Statistical analyses
All statistical analyses were performed in R (version 3.5.1). We used the default wilcox.test() for two-tailed Wilcoxon rank sum and Wilcoxon signed rank tests. Linear regression was carried out using ggplot2 (version 2.3.1.1) and geom_smooth(method=lm, colour=“red”, se=TRUE), with correlation significance analysis using the default cor.test() with method=“spearman”.
AUTHOR CONTRIBUTIONS
TKD conceived and designed the project.

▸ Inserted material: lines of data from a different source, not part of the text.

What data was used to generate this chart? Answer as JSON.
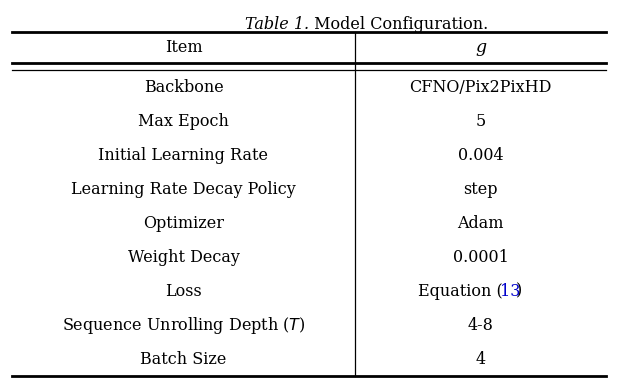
{
  "title_italic": "Table 1.",
  "title_normal": " Model Configuration.",
  "col_header_left": "Item",
  "col_header_right": "g",
  "rows": [
    {
      "left": "Backbone",
      "right": "CFNO/Pix2PixHD",
      "left_italic_T": false,
      "right_blue_13": false
    },
    {
      "left": "Max Epoch",
      "right": "5",
      "left_italic_T": false,
      "right_blue_13": false
    },
    {
      "left": "Initial Learning Rate",
      "right": "0.004",
      "left_italic_T": false,
      "right_blue_13": false
    },
    {
      "left": "Learning Rate Decay Policy",
      "right": "step",
      "left_italic_T": false,
      "right_blue_13": false
    },
    {
      "left": "Optimizer",
      "right": "Adam",
      "left_italic_T": false,
      "right_blue_13": false
    },
    {
      "left": "Weight Decay",
      "right": "0.0001",
      "left_italic_T": false,
      "right_blue_13": false
    },
    {
      "left": "Loss",
      "right": "Equation (13)",
      "left_italic_T": false,
      "right_blue_13": true
    },
    {
      "left": "Sequence Unrolling Depth (T)",
      "right": "4-8",
      "left_italic_T": true,
      "right_blue_13": false
    },
    {
      "left": "Batch Size",
      "right": "4",
      "left_italic_T": false,
      "right_blue_13": false
    }
  ],
  "bg": "#ffffff",
  "tc": "#000000",
  "bc": "#0000cc",
  "lc": "#000000",
  "fs": 11.5,
  "title_fs": 11.5
}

The core algorithm (intrinsic neural network functionalities, layer inter-connectivities and general network composition) was designed and implemented by AGBG. DeepCLIP was implemented by AGBG and TKD. The DeepCLIP web-interface was designed and implemented by SJL. Experiments were designed by TKD, AGBG and BSA and performed by AGBG, USSP, LLH, GHB, MBH, and AMH. All computational analyses were designed by AGBG, TKD, BSA, and JB, and performed by AGBG and TKD. All authors read and contributed to the manuscript.
COMPETING INTERESTS
The authors declare no competing interests, financial or otherwise.
FUNDING
This work was supported by grants to TKD from Lundbeckfonden (R231-2016-2823) and Muskelsvindfonden and grants to BSA from Natur og Univers, Det Frie Forskningsråd (4181-00515), Novo Nordisk Fonden (DK) (NNF17OC0029240) and from ODEx at SDU. Furthermore, node hours on the Abacaus 2.0 HPC was provided by the DeiC National HPC Centre, SDU. The work of AGBG and JB has been supported by VILLUM Young Investigator grant nr. 73528. Parts of JB’s work was also funded by H2020 project RepoTrial (nr. 777111).
DATA AVAILABILITY
All data, including raw data for all figures, in this study is available either through http://github.com/deepclip or http://deepclip.compbio.sdu.dk or direct communication with the authors.
CODE AVAILABILITY
All code is available at http://github.com/deepclip
ACKNOWLEDGEMENTS
We are grateful to laboratory technicians Kasper Stonor Werner, Susanne Ruszczycka, and Gabriella Jensen for their assistance with experiments.